What do you know about the new subvariant of Omicron?

The Omicron sister variant BA.2 has been spreading for a few weeks and has now been detected in almost 50 countries – including Germany. Here, however, at just over 2.3 percent of the virus detections, the proportion is far behind the globally dominant omicron variant BA.1. In Great Britain, where three different sister variants of Omikron are now being closely observed, and especially in Denmark, BA.2 is now displacing the first Omikron.

Half of the soaring Danish case numbers are caused by BA.2. The Danish epidemic authority estimates a one and a half times higher infectivity than BA.1, but there is still no data to prove this. A comparison of contagions by the UK Health Authority shows: Vaccination and boosters work very similarly in BA.1 and BA.2, suggesting that immune escape is comparable despite some differences in mutations. Conclusion: It is still undecided whether the sister variant will take over the Omikron regiment.

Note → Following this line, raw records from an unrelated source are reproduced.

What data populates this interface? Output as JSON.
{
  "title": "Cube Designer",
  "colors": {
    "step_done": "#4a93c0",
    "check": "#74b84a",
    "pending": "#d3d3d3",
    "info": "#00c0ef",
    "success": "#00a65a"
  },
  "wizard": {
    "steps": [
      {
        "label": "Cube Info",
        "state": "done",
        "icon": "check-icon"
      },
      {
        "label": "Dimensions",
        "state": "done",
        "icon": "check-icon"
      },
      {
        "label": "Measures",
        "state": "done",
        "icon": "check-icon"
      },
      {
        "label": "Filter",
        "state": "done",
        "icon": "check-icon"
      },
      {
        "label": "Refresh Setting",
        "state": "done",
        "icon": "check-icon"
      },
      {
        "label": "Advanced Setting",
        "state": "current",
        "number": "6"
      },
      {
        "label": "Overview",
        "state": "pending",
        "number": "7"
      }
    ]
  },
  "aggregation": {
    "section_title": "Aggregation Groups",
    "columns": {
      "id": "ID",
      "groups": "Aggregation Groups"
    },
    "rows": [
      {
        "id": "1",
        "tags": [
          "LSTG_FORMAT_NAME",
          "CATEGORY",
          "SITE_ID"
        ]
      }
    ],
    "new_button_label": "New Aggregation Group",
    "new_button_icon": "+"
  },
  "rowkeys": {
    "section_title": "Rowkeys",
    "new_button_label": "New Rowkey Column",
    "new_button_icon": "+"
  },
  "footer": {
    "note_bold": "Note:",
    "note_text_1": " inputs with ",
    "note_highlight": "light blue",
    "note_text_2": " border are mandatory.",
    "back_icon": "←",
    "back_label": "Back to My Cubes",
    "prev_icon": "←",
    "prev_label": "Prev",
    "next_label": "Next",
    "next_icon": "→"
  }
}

Where are people getting infected right now?

Professor Bodo Plachter, head of virology at the Mainz University Medical Center, says that there is currently almost no data on this. Shopping in the supermarket is probably less of a problem, since the mask requirement is usually observed there and distances are observed. He sees a risk in the private sphere: “Where no masks are worn, for example at family celebrations, but also in restaurants, where there is a lot of laughter, loud talking and people sitting close together.”

How contagious is omicron in the fresh air?